Dir. Nick Cassavetes
Scr. John Cassavetes
St. Sean Penn, Robin Wright Penn, John Travolta
Screening at Dendy, George St.

A challenging flood of feelings between two men and a woman. Eddie (Penn) and Maureen (Wright) are damaged goods, banged-up and buffeted by anger, abuse and rejection. After a psychotic episode ends in an impulsive shooting, Eddie is institutionalised in a mental asylum for ten years. Maureen is found and saved by Joey (Travolta) with whom she builds a normal family life. When Eddie is finally rehabilitated and released a crisis erupts around Joey's expectations of loyalty and a reciprocal, singular love. But such synopsis can only do injustice to a film which strives to express how to live with the fact that we are all essentially selfish and flawed. As Cassavetes Snr. showed us time and time again the only certainty is that such a terrifying state of being as love cannot be quantified or contained within rationale; normality. Damaged individuals need each other to find completeness, to maintain the stability and respect we label 'sanity', but the very seeking of this shelter is to compromise one's self, to become reliant on an unreliable relationship.
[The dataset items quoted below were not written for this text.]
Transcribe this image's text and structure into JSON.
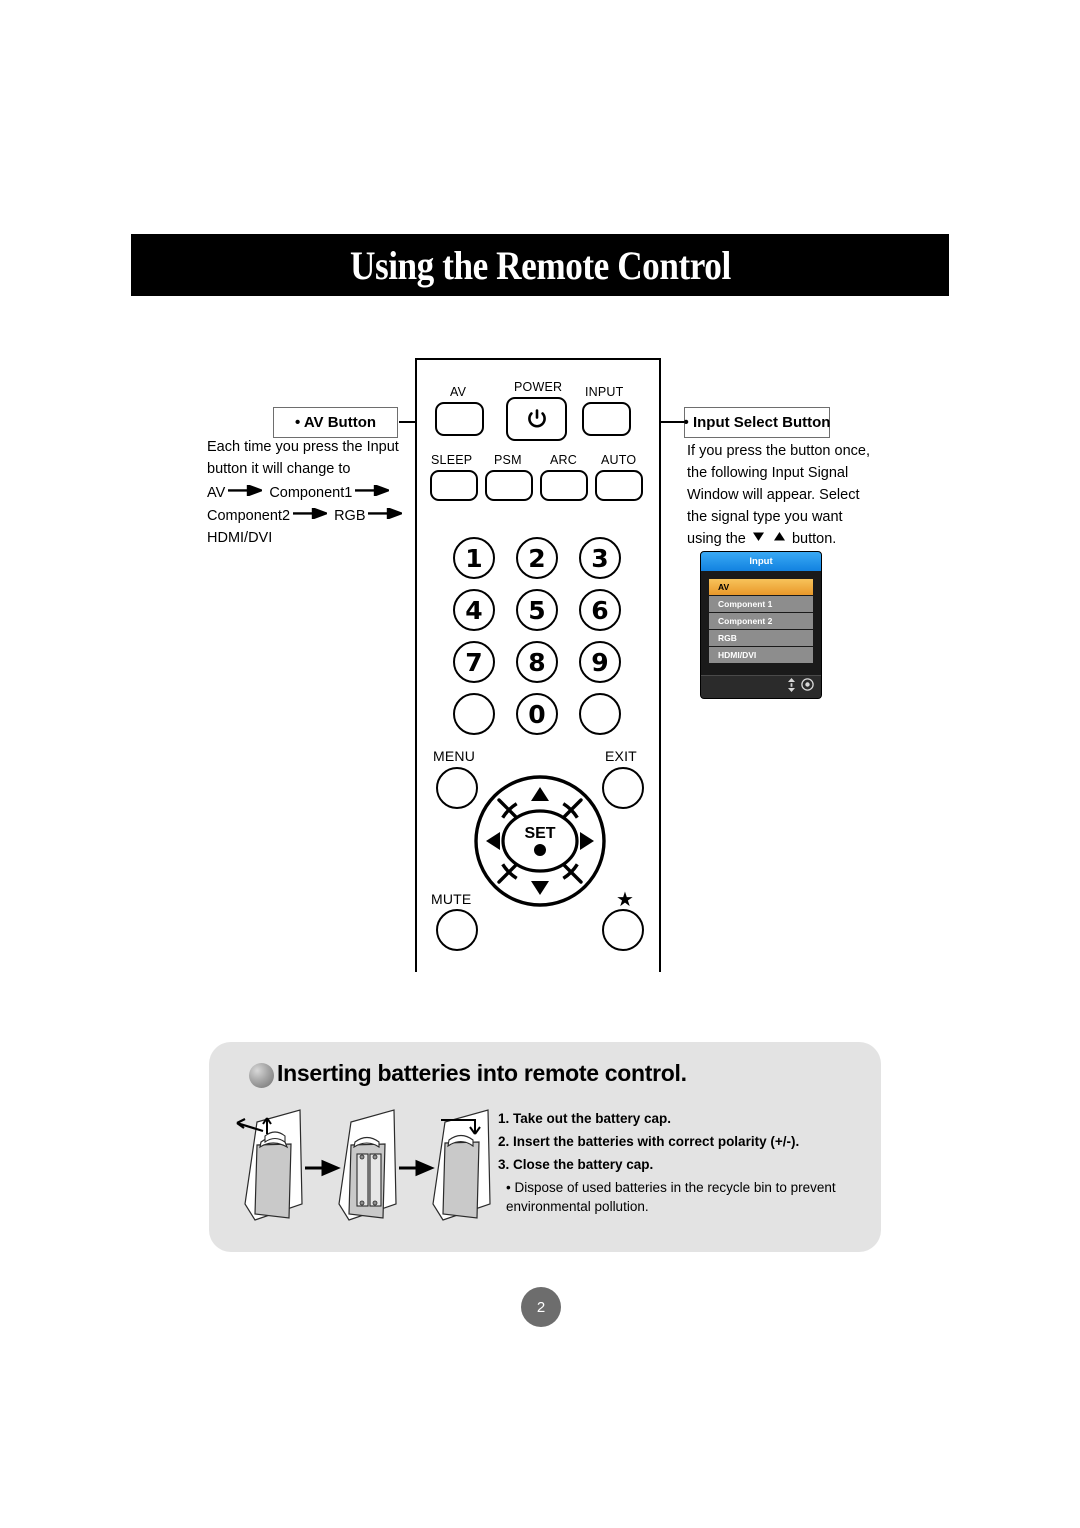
{
  "page": {
    "title": "Using the Remote Control",
    "number": "2"
  },
  "callouts": {
    "av": {
      "heading": "• AV Button",
      "line1": "Each time you press the Input",
      "line2": "button it will change to",
      "flow": [
        "AV",
        "Component1",
        "Component2",
        "RGB",
        "HDMI/DVI"
      ]
    },
    "input_select": {
      "heading": "• Input Select Button",
      "line1": "If you press the button once,",
      "line2": "the following Input Signal",
      "line3": "Window will appear. Select",
      "line4": "the signal type you want",
      "line5_pre": "using the",
      "line5_post": "button."
    }
  },
  "osd": {
    "title": "Input",
    "items": [
      {
        "label": "AV",
        "selected": true
      },
      {
        "label": "Component 1",
        "selected": false
      },
      {
        "label": "Component 2",
        "selected": false
      },
      {
        "label": "RGB",
        "selected": false
      },
      {
        "label": "HDMI/DVI",
        "selected": false
      }
    ],
    "footer_icons": [
      "updown-arrow-icon",
      "set-circle-icon"
    ],
    "colors": {
      "title_bar": "#1282e0",
      "selected": "#e9982a",
      "item": "#8d8d8d",
      "body": "#1a1a1a"
    }
  },
  "remote": {
    "row1": [
      {
        "label": "AV",
        "shape": "rounded"
      },
      {
        "label": "POWER",
        "shape": "rounded",
        "glyph": "power-icon"
      },
      {
        "label": "INPUT",
        "shape": "rounded"
      }
    ],
    "row2": [
      {
        "label": "SLEEP",
        "shape": "rounded"
      },
      {
        "label": "PSM",
        "shape": "rounded"
      },
      {
        "label": "ARC",
        "shape": "rounded"
      },
      {
        "label": "AUTO",
        "shape": "rounded"
      }
    ],
    "keypad": [
      "1",
      "2",
      "3",
      "4",
      "5",
      "6",
      "7",
      "8",
      "9",
      "",
      "0",
      ""
    ],
    "nav": {
      "menu": "MENU",
      "exit": "EXIT",
      "mute": "MUTE",
      "star": "★",
      "set": "SET",
      "directions": [
        "up-arrow-icon",
        "right-arrow-icon",
        "down-arrow-icon",
        "left-arrow-icon"
      ]
    }
  },
  "battery": {
    "title": "Inserting batteries into remote control.",
    "steps": [
      "1. Take out the battery cap.",
      "2. Insert the batteries with correct polarity (+/-).",
      "3. Close the battery cap."
    ],
    "note": "• Dispose of used batteries in the recycle bin to prevent environmental pollution."
  }
}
Any film which acknowledges this paradox is going to be an interesting glance beyond the sentimental dross of romantic cinema. And so She's So Lovely becomes an autumn fall of confidently flawed occurences, of relationships browned at the roots, rusted by time and hairdressers bleach. Like these metaphors the film collapses under its own weight, fragmenting with Penn's psychotic episodes and demented dialogue. But there is a sincerity and humanity in the insistent loyalty between friends and lovers, in faith which holds true through all the shit and shovel. The unshamed imperfection exhibited by the characters is what makes cinema-cassavetes so bleak and yet so uplifting. She's So Lovely mines a thin seam of personal truths and inspired madness at a time when our fables are becoming so anally 'realistic' they peel at the corners like bad wallpaper. It avoids the rubber nipple of substitute reality for an experience in which the doors of perception are left ajar, the piecemeal craziness left to sit and bleed together without explanation, without continuity, cleanliness or comfort. In a playful mood, the genre-splicing and unstable characterisation is liberatory - emphasising the lived moment - the cigarette being smoked, the Siberian Mist sitting in front of you, your friends arm around your shoulder, licking the bruised lip of your lover as you keep each other warm.

The shadow of Nick's famous father is always there. In the wanderings between bars and cars, the intensely tender and torturous domestic scenes, in the hustling of identity and relationships - the palpable embarassment of not knowing how to act yourself. Penn runs from responsibility to indulge in selfish wetdreams of masculinity that implode in an intoxicated string of pyrrhic victories. But what does it matter if it's not quite the film we feel Cassavetes Snr. would have made? Why criticise Junior for claiming his fathers signature? It is a stir-fry we still crave, whether with oyster sauce or blackbean. There are touching moments, moments without words, moments which tremble and shine exactly because they are not timeless but threatened by inexorable change and the giddy insane wish to imbibe life's cheap wine and exude it from every pore. These are the transcendental, honest moments which make us cry and laugh in the cinema. Because love is hard, life too confusing. Yes, it's madness, but oh so lovely.